Минувший девяносто четвертый год пятнадцатого столетия в жизни княжны Елены был самым тяжким из прожитых восемнадцати лет. Она не показывала виду, что страдает. Всегда спокойная, иногда на людях веселая, заводная с подругами и сестрами или в меру печальная, грустная, когда мельком увидит князя Илью Ромодановского. После похищения Елены, где он оказался ее спасителем, государь отстранил-таки князя от служения великой княжне. Они страдали от разлуки, но не в силах были что-то изменить. Долгие месяцы сватовства и переживаний, какие принесло это сватовство, как-то приглушили в груди Елены боль первой девичьей любви. Зная, что их разлука неминуема, Елена почти равнодушно приняла весть о том, что Илье тоже засватана невеста из княжеского дома Шуйских. Посетовала Палаше, родной душе, на весть о сватовстве шуткой:

– И как меня угораздило родиться в великокняжеской опочивальне!

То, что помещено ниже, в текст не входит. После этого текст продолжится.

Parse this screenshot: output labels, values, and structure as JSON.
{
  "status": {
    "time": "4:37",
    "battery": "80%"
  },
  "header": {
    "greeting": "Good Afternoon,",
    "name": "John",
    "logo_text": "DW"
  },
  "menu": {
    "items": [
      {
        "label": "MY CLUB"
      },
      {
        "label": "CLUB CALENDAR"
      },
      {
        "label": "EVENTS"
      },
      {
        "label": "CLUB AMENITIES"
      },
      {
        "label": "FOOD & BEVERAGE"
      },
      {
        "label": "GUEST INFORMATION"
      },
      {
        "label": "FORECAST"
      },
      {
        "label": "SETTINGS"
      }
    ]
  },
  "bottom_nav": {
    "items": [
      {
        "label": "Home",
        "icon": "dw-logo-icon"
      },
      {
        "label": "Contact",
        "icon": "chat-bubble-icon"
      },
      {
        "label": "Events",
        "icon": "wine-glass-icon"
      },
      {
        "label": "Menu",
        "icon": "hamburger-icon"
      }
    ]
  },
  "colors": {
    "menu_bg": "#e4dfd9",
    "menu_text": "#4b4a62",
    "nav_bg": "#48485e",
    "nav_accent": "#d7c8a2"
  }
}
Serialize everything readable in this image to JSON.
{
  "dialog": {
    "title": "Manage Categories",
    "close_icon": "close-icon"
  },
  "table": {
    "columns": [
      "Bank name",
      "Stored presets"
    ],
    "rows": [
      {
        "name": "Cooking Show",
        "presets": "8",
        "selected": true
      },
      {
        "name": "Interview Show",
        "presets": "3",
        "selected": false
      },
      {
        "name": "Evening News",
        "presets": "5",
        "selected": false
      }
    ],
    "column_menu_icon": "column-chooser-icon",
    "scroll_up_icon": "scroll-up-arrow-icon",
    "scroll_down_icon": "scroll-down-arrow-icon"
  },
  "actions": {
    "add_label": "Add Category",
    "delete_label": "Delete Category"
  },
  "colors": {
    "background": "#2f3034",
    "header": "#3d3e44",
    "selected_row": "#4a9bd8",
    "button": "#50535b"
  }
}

Палаша тоже отшутилась и с горечью в голосе сказала:

– Да и в боярских теремах нам, девицам, краше не бывает.

– Коль так, примем ненастье за вёдрышко, – засмеялась Елена.

Княжна еще шутила, а тревога за завтрашний день в ее душе разрасталась все шире. Суета вокруг целовальной грамоты, длившаяся более полугода, зловещими всполохами все еще маячила на окоеме. Елена пыталась осмыслить затянувшуюся борьбу вокруг ее вероисповедания. Временами ей казалось, что идет торг, какая из сторон получит больше влияния на ее душу. В этом торге, по мнению Елены, обе стороны были по-своему правы. Литовцы хотели видеть в будущей великой княгине приверженность к католической церкви: чтобы в храм она ходила вместе с великим князем, чтобы паны рады не чурались великокняжеской семьи и служили едино литовскому народу. Никак нельзя было отрицать справедливость их притязаний на угодное им вероисповедание своей будущей государыни. И Елена не осуждала ни Александра, ни его послов, которые вкупе искали путь, каким могли бы увести Елену в лоно католичества.

У отца Елены, государя всея Руси, как ей казалось временами, правда была значимее, выше. Он не хотел, чтобы его дочь предала веру предков, веру рода, твердо стоявшего за православие со времен Владимира Святого, крестителя Руси. Елена соглашалась с отцом. Но в православии она видела не только вековое постоянство россиян, но и то, что сама вера православная была чище, возвышеннее и милосерднее католической. Православие по-иному наполняло благовоспитанностью души христиан, нежели католичество. Может быть, думала Елена, и отец о том знал, однако у него было еще желание удержать дочь в православии для державной цели. Он считал, что православная великая княгиня – опора в чаяниях всех православных христиан, оказавшихся временно под пятой литовского владычества. Россиянам легче будет выстоять перед постоянным посягательством католических ксендзов, приоров и всех других священнослужителей на их духовную свободу, если будут знать, что они под крылом православной государыни. В этом и сама Елена видела большой резон. Осознавать, что за спиной две трети населения Литовского княжества – твои преданные россияне, – это твердь, на которую всегда можно опереться.

И все-таки Елену посещали крамольные мысли. Иной раз она искала в себе силы противостоять батюшке ради своего благополучного супружества и чтобы не быть в Литве государевой заложницей. Ведь великий князь Александр мог поступить с супругой-иноверкой как ему заблагорассудится или, вернее, как заставят его поступить всесильные и жестокосердные паны рады. Однажды своими крамольными мыслями Елена поделилась с думным дьяком Федором Курицыным. Это случилось как раз в те дни, когда литовские послы привезли исправленную целовальную грамоту. Однако мудрый дьяк ничем не сумел утешить юную княжну. Больше того, оба они попали в неловкое положение. За беседой их застала Софья Фоминишна. Дьяк Федор счел за лучшее посвятить великую княгиню в суть его беседы с Еленой, дабы она не приняла их разговор за сговор.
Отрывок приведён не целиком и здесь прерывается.